Privacy must be built into the product
Smart glasses also raise obvious privacy concerns.
A camera on the face is different from a camera in the pocket. People nearby need to know when recording is happening. Wearers need to understand what is being processed, stored or sent to the cloud.
This will be especially important in care settings. If smart glasses are used by disabled people, care workers or others during personal routines, medical appointments or private conversations, privacy and consent must be treated as design issues from the start.
Apple will probably lean on its privacy reputation, and that may help. But trust cannot be assumed. It has to be designed into the product through clear indicators, understandable settings and strong limits on data use.
A wearable AI device that sees and hears the world must be useful, but it must also be accountable.
The real test for Apple smart glasses
Apple does not need its first smart glasses to be spectacular. It does not need to launch with a full augmented reality display. It does not need to replace the iPhone.
It needs to make the right first product.
Ray-Ban Meta has already proved that smart glasses can be normal, useful and sometimes life-changing. In my own life, they have shown how powerful deeply embedded hands-free voice control can be.

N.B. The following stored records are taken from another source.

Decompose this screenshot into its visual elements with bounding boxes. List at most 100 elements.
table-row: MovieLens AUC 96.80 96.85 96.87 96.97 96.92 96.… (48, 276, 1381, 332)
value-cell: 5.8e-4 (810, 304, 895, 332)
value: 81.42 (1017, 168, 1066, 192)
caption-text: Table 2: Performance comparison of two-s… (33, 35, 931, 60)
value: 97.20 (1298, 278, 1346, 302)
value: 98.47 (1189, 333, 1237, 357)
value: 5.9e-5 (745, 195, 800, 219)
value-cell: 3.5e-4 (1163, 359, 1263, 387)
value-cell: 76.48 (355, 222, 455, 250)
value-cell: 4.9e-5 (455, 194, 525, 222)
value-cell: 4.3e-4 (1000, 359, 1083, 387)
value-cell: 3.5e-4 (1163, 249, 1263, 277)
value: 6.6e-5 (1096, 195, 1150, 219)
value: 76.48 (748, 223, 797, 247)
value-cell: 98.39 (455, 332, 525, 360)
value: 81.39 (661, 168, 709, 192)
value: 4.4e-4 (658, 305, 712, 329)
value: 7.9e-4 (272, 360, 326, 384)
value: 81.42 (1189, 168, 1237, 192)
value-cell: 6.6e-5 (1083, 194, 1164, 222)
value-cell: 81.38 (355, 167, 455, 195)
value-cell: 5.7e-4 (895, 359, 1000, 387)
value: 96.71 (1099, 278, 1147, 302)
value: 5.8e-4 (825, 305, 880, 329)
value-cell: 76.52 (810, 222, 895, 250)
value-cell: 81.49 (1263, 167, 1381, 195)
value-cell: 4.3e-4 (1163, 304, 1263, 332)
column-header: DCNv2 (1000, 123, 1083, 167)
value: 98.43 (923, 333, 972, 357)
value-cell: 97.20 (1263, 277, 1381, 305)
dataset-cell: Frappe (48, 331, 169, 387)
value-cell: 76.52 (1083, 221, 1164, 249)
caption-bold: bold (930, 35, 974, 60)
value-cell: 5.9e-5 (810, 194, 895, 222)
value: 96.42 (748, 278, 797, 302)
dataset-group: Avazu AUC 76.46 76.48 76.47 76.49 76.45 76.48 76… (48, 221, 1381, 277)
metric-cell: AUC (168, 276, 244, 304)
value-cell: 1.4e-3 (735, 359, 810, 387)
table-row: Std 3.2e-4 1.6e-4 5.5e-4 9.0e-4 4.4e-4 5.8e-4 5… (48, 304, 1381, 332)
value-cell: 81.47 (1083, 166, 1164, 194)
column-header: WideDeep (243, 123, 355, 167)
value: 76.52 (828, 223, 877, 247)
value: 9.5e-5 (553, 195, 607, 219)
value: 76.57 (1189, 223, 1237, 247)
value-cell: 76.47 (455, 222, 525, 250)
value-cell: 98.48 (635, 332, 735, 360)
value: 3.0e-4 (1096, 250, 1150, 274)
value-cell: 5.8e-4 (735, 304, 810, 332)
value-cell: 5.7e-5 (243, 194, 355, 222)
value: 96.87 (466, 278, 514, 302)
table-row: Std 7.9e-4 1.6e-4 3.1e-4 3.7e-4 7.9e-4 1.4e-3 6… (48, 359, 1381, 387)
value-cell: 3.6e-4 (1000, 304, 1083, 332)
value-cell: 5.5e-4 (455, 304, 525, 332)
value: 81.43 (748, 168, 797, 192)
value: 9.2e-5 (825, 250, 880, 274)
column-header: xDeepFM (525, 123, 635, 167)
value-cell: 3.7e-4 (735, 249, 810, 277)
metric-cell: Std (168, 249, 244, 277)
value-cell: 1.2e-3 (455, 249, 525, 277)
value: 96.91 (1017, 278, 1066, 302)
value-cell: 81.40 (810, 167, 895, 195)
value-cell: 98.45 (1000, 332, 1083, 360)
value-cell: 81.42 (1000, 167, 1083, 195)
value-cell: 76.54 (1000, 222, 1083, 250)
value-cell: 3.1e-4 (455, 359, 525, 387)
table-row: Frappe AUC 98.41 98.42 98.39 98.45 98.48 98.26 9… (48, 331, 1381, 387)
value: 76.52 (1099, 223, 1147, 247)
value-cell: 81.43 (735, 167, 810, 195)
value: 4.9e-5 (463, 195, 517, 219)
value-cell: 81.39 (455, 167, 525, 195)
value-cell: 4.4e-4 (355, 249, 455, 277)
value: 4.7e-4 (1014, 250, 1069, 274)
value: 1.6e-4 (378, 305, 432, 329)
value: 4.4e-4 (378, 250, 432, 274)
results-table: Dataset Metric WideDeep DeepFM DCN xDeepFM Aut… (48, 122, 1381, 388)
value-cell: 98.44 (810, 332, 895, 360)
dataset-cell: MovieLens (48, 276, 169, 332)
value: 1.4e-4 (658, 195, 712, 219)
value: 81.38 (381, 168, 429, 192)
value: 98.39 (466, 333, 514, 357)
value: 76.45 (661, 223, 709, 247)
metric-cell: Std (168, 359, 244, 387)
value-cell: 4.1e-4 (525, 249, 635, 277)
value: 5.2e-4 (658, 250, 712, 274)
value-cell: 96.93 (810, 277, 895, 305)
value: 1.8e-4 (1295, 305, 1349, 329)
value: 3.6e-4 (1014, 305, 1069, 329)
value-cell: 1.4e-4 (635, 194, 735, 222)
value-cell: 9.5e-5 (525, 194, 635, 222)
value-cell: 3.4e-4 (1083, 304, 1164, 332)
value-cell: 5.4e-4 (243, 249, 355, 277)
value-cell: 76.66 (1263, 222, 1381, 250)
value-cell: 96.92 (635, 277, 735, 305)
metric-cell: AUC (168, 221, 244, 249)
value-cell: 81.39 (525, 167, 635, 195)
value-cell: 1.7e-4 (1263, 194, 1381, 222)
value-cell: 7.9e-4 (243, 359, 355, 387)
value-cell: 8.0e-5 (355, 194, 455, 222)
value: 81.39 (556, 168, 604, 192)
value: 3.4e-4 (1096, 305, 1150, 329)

Apple’s task is to build on that foundation.
That means reliable Siri. Strong prescription support. Proper hands-free operation. Better smart home control. Wearable Visual Intelligence. Ecosystem-wide actions. Clear privacy. And accessibility built in from the beginning, not added later as a correction.
The question is not whether Apple can make attractive smart glasses. It almost certainly can.
The real question is whether Apple understands what makes this category important.
For some people, smart glasses will be another AI gadget. For others, they could become a practical, voice-first route through daily life.
If Apple gets that right, its first smart glasses may not need a display to be important. They may matter because they finally make the computer easier to reach without reaching at all.